In-depth history of the Jordan Park area during segregation
According to a report by the St Petersburg Community Planning And Preservation Commission to make the Jordan Park Administration building a historic landmark in 2021:
"Adding to the segregation of business and residential zones that had existed in practice since almost the earliest days of St. Petersburg’s establishment, the City adopted a formal policy of racial zoning, which remained part of the City Charter from 1931 to 1971. Guidelines established by the Federal Housing Authority (FHA) for awarding development funds, including those being sought by the City of St. Petersburg may have had an influence on the adoption of these policies. The FHA’s guidance on the “Rating of Location” included the requirement that neighborhoods be evaluated in part based on the “protection against… a change in social or racial occupancy,” meaning that areas governed by rigid policies of racially segregated zoning were favored. Coupled with the desire to create a “beautified” downtown area that could be promoted to tourists, St. Petersburg’s now-strengthened policy of racial segregation resulted in the establishment and enforcement of the limitation of African American residential and business properties’ location to an area generally between 6th Ave. S. and 15th Ave. S., and 18th St. S. and 31st St. S. beginning in 1936. Known as the Deuces, a commercial “Main Street” emerged along 22nd St. S. as racially segregated zoning was put into effect and grew substantially during the 1950s.
Because Black residents were required to live and stay in their own communities after dark, African American owned and operated businesses, churches, and institutions developed to serve the needs of their residents. This contributed to the creation of a small Black middle class. By 1920, the African American labor force included 18 teachers, 10 grocery store owners, seven barbers, seven tailors, six ministers, four insurance agents, four restaurant owners, two doctors, one dentist, and one hospital superintendent which accounted for 6.7% of the local Black working population. The growth of the Black middle class during the 1910s and 1920s led to the establishment of a local chapter of the National Association for the Advancement of Colored People (NAACP) to defend against the worst of the racial discrimination. In counterpoint, the Ku Klux Klan, which championed white supremacy, grew increasingly active during the subsequent decades.

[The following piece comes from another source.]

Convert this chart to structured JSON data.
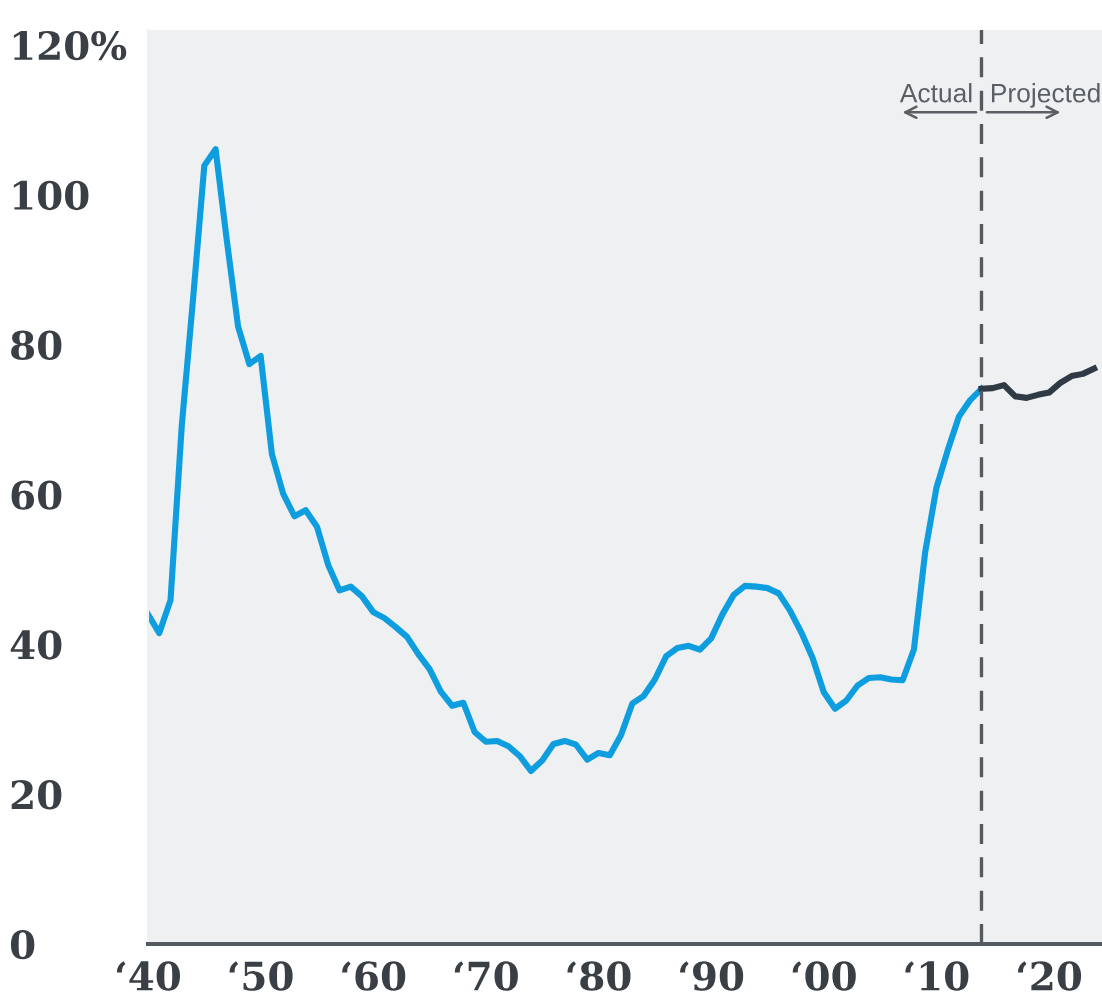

During this era, the Jordan Park Housing Complex was built in the African American community centered around 22nd St. S. With overcrowding and substandard housing conditions rampant in the city’s Black neighborhoods, reformers turned to the federal government for assistance in slum removal. The two phases of construction spanning 1939 through 1941 incorporated 446 apartments. Like the nearby school, the housing complex was also named for Elder Jordan, Sr., who had died in 1936. The public housing was a success with full occupancy. It provided improved housing to hundreds, but the all-Black complex also reinforced segregation and the “separate but equal” construction of facilities."